Agents with Covenant rules scored 25 points higher than agents without rules, on the same AI model. Built in one session by one person. Two hundred and thirty lines of rules.
on Terminal-Bench 2.0, the standard benchmark for terminal-based programming tasks.
The honest read: agents built on stronger, proprietary models still lead. The interesting result: the same Claude model gains 25 points just by following structured rules instead of winging it.

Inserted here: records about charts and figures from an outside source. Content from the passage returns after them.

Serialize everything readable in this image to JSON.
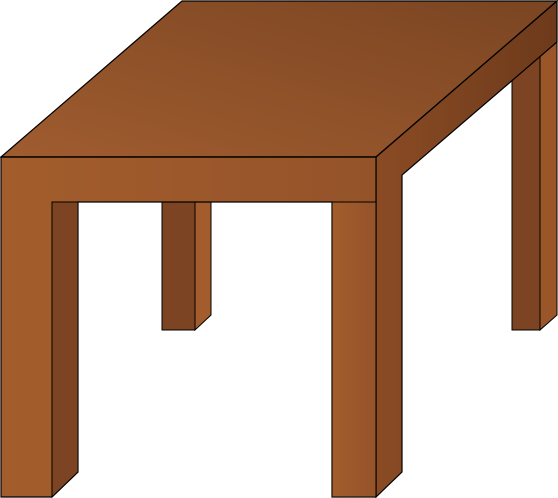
{
  "illustration": {
    "subject": "wooden-table",
    "colors": {
      "top_light": "#9c5a2e",
      "top_dark": "#7c4623",
      "front_face": "#9a5628",
      "side_face": "#7a4220",
      "leg_inner": "#7c4423",
      "leg_inner_dark": "#6c3a1c",
      "outline": "#000000",
      "background": "#ffffff"
    }
  }
}
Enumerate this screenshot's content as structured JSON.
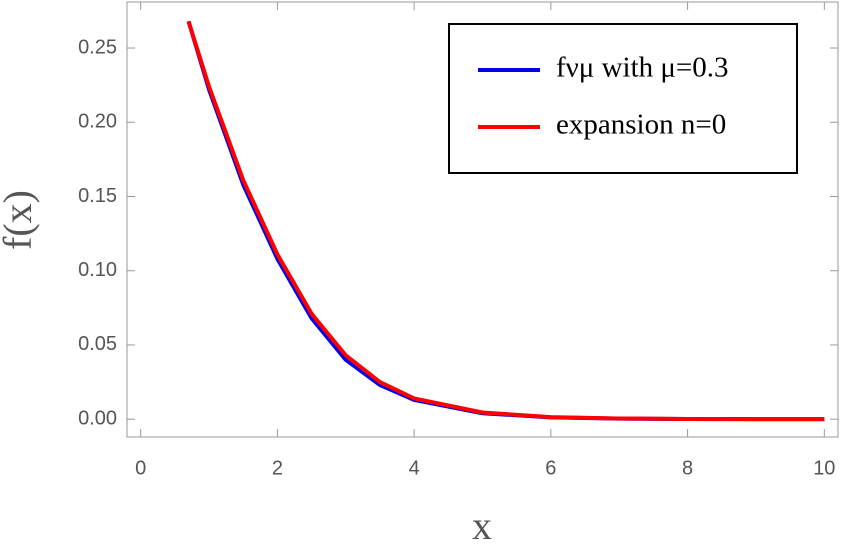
{
  "chart_data": {
    "type": "line",
    "xlabel": "x",
    "ylabel": "f(x)",
    "x": [
      0.7,
      1,
      1.5,
      2,
      2.5,
      3,
      3.5,
      4,
      5,
      6,
      7,
      8,
      9,
      10
    ],
    "series": [
      {
        "name": "fνμ with μ=0.3",
        "color": "#0000ee",
        "values": [
          0.268,
          0.222,
          0.158,
          0.108,
          0.068,
          0.04,
          0.023,
          0.013,
          0.004,
          0.0012,
          0.0004,
          0.0001,
          3e-05,
          1e-05
        ]
      },
      {
        "name": "expansion n=0",
        "color": "#ff0000",
        "values": [
          0.268,
          0.224,
          0.161,
          0.111,
          0.071,
          0.043,
          0.025,
          0.014,
          0.0045,
          0.0014,
          0.0005,
          0.00015,
          5e-05,
          2e-05
        ]
      }
    ],
    "xlim": [
      -0.2,
      10.2
    ],
    "ylim": [
      -0.012,
      0.281
    ],
    "xticks": [
      0,
      2,
      4,
      6,
      8,
      10
    ],
    "yticks": [
      {
        "value": 0,
        "label": "0.00"
      },
      {
        "value": 0.05,
        "label": "0.05"
      },
      {
        "value": 0.1,
        "label": "0.10"
      },
      {
        "value": 0.15,
        "label": "0.15"
      },
      {
        "value": 0.2,
        "label": "0.20"
      },
      {
        "value": 0.25,
        "label": "0.25"
      }
    ],
    "legend": "upper right"
  }
}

| Rank | Agent | Model | Score | Notes |
|---|---|---|---|---|
| 01 | Codex CLI | GPT-5.5 | 82.0% | Proprietary frontier |
| 02 | ForgeCode | GPT-5.4 | 81.8% | Proprietary frontier |
| 03 | TongAgents | Gemini 3.1 Pro | 80.2% | Proprietary frontier |
| 04 | Covenant Agent | Claude Opus 4.7 | 67.4% | Open framework |
| 05 | Claude Code (vanilla) | Claude Opus 4.6 | 58.0% | No governance layer |
| -- | Ad-hoc prompted baseline | Claude Opus 4.7 | 42.0% | Same model, no Canon |
Scores from Terminal-Bench leaderboard, May 2026. Full 89-task run, no retry, single attempt.
All 89 Terminal-Bench 2.0 tasks run unmodified, in original order, against each configuration. No task selection, no retries beyond what the agent's own retry policy permits.
Claude Opus 4.7 with: (a) ad-hoc prompted baseline, (b) Covenant Canon, (c) Canon plus full agent registry. The headline reports (b) because it isolates the contribution of the rules themselves.
A 20-task subset was replicated on independent infrastructure. Variance: plus or minus 1.2 points. The full report is published in the methodology appendix.
No fine-tuning. No extra tools. No tricks. The 25-point improvement comes from the rules alone.
The 230 lines of rules used in the benchmark run. Testing showed most of the improvement came from rules 1, 3, and 4.
Before coding, list the directory and read key files. Understand what exists.
State your approach in one or two sentences before executing.
If a command fails, diagnose. Never run the same failing command twice.
After implementing, test. Run it. Check the output.
Work efficiently. Don't read files you don't need.
If three attempts fail, step back and reconsider the whole approach.